Para a delegada-chefe da 13ª Subdivisão Policial, Valéria Padovani de Souza, que coordena as delegacias dos Campos Gerais, o atraso no repasse é recorrente. "Em 18 anos de polícia, sempre teve essa situação. Mas, isso não implica em impossibilidade de efetuarmos nosso trabalho", diz. Ela enfatiza ainda que o atraso do fundo rotativo é compreendido pelos comerciantes. "A gente conta com a colaboração dos comerciantes. Por isso, não estamos tendo problemas."
Direitos humanos
Presos dormem no cimento
De dois meses para cá, o preso encaminhado ao Centro de Triagem 2, em Piraquara, tem de levar seu próprio colchão se não quiser dormir no cimento. Em geral, a orientação é feita de maneira informal à família do detento, devido à precariedade da infraestrutura dessa que é a maior prisão provisória do Paraná, com mais de 1.400 presos. A situação já havia sido apresentada ao governo do estado há dois meses pela comissão estadual de Direitos Humanos da Ordem dos Advogados do Brasil (OAB-PR).

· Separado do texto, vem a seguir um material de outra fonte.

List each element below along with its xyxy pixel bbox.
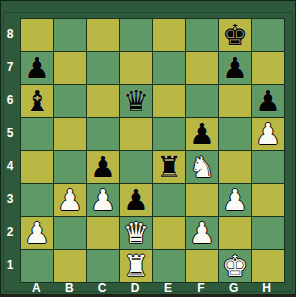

Depois de vistoriar as instalações do CT2, a vice-presidente da comissão, Isabel Kugler Mendes, recorreu à primeira-dama do estado na tentativa de fazer valer os direitos dos presos. Só agora, no entanto, o problema está em vias de ser corrigido. De acordo com a Secretaria de Segurança Pública, foi autorizada ontem a compra de 957 colchões. A ordem de compra deve ser publicada na edição de segunda-feira do Diário Oficial do Estado.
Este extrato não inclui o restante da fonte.